WxPython versus Tkinter.

Nicholas Devenish misnomer at gmail.com
Tue Jan 25 18:01:48 EST 2011


On 25/01/2011 19:16, CM wrote:
> On Jan 25, 10:13 am, Nicholas Devenish<misno... at gmail.com>  wrote:
>
> I don't know--you sound too reasonable to extrapolate from this goofy
> thread to a huge toolkit project that has been around for years and is
> used in project such as Audacity (that's the wxWidgets version, but
> close enough).  But yes, it almost at times seemed like--from what I
> could manage to read--this thread was a "psy-ops" (psychological
> operations) trick to turn off wxPython adopters by associating it with
> juvenile nonsense, and yes, on a quick scan it could turn people
> off.

Personally, no, it probably wouldn't have caused me not to use wx. But 
it certainly would have put a mental tick in the against box, because a 
frameworks community matters. As a little aside, a personal example is 
Django, whose tutorial contained what to my un-django-trained eye looked 
like an inconsistency bug, without explanation. I filed a bug report, 
and apparently many other people have had the same misassumption 
(indicating a problem with the tutorial). The bug was closed with words 
effectively equivalent to "Stupid newbie". Ignoring the fact that 
documentation being consistently misinterpreted should indicate a real 
problem, why should I put my time and effort into learning a framework 
with a community that is so hostile, when there are plenty of alternatives?

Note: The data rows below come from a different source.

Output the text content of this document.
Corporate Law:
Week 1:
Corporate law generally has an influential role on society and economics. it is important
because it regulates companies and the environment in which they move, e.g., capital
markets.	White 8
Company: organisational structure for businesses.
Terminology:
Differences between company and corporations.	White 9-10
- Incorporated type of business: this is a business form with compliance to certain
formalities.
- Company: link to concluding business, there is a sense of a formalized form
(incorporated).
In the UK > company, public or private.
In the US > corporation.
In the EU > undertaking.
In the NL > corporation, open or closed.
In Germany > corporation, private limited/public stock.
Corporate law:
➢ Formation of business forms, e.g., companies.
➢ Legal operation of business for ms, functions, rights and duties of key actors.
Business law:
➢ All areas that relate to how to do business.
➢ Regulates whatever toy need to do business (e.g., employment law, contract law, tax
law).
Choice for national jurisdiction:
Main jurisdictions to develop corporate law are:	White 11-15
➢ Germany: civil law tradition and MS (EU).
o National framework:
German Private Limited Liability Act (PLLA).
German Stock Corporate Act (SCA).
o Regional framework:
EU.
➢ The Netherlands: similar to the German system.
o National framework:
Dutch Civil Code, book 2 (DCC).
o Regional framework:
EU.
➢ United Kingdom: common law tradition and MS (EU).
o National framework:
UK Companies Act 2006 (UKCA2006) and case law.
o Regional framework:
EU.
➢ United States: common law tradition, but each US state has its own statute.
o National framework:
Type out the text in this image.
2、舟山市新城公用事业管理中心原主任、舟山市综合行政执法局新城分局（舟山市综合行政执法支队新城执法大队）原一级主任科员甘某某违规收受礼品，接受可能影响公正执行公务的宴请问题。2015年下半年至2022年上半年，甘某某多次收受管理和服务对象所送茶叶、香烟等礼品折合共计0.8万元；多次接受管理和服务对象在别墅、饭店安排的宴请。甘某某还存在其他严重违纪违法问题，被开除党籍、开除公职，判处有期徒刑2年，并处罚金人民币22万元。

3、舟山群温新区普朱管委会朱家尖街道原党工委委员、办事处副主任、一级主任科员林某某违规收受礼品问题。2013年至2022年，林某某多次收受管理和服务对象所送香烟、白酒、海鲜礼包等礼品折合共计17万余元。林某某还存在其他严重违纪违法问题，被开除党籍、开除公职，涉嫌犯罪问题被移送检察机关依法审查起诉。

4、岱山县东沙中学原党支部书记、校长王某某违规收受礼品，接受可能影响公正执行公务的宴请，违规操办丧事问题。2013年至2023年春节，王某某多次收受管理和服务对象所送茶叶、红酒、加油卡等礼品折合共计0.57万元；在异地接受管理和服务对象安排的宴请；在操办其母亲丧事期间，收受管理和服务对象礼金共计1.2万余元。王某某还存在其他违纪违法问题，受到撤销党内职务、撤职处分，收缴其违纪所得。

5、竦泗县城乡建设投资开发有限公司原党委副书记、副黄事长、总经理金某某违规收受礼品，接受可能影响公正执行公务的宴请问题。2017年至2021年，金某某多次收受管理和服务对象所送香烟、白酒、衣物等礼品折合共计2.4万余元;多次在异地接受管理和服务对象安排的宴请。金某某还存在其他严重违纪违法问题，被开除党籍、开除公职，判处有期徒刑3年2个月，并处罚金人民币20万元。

> Which would be a shame, because, as you, Andrea, and others have
> noted, wxPython is a nice toolkit.  For those interested, download it
> and make sure to download the Demo, that shows what can be done with
> it.  (Very early in this discussion the screenshots on the website
> came up; they are horrifically out of date and wxPython deserves
> better and looks great on, say, Windows 7 or Ubuntu....well, it looks
> native, and that's the point).

I actually chose wxPython partly on the strength of it's native-ness - 
it looks like other mac applications, and doesn't run through X11, but I 
was also extremely impressed by the comprehensive wxPython demo. That, 
and installation seemed to be pretty easy, whereas GTK looked a little 
like a minefield (QT I have a personal bias against, because for 
whatever reason I associate it with KDE and in general dislike kde's 
'look' and design philosopy).

> But what I would enjoy is a discussion about GUIs in terms of "develop
> once, deploy many".  For example, pyjamas, since I think being able to
> develop one GUI that works as desktop or web-based is kind of
> exciting.  Unfortunately, it seems it is far off from anything easily
> usable at this point.  Part of that might be it doesn't have a big
> enough community of developers yet.  It's also just really difficult,
> I'm sure.

I was only aware of pyjamas as a "Python to Javascript" compiler, and 
didn't know you could write desktop applications in it too. One to watch!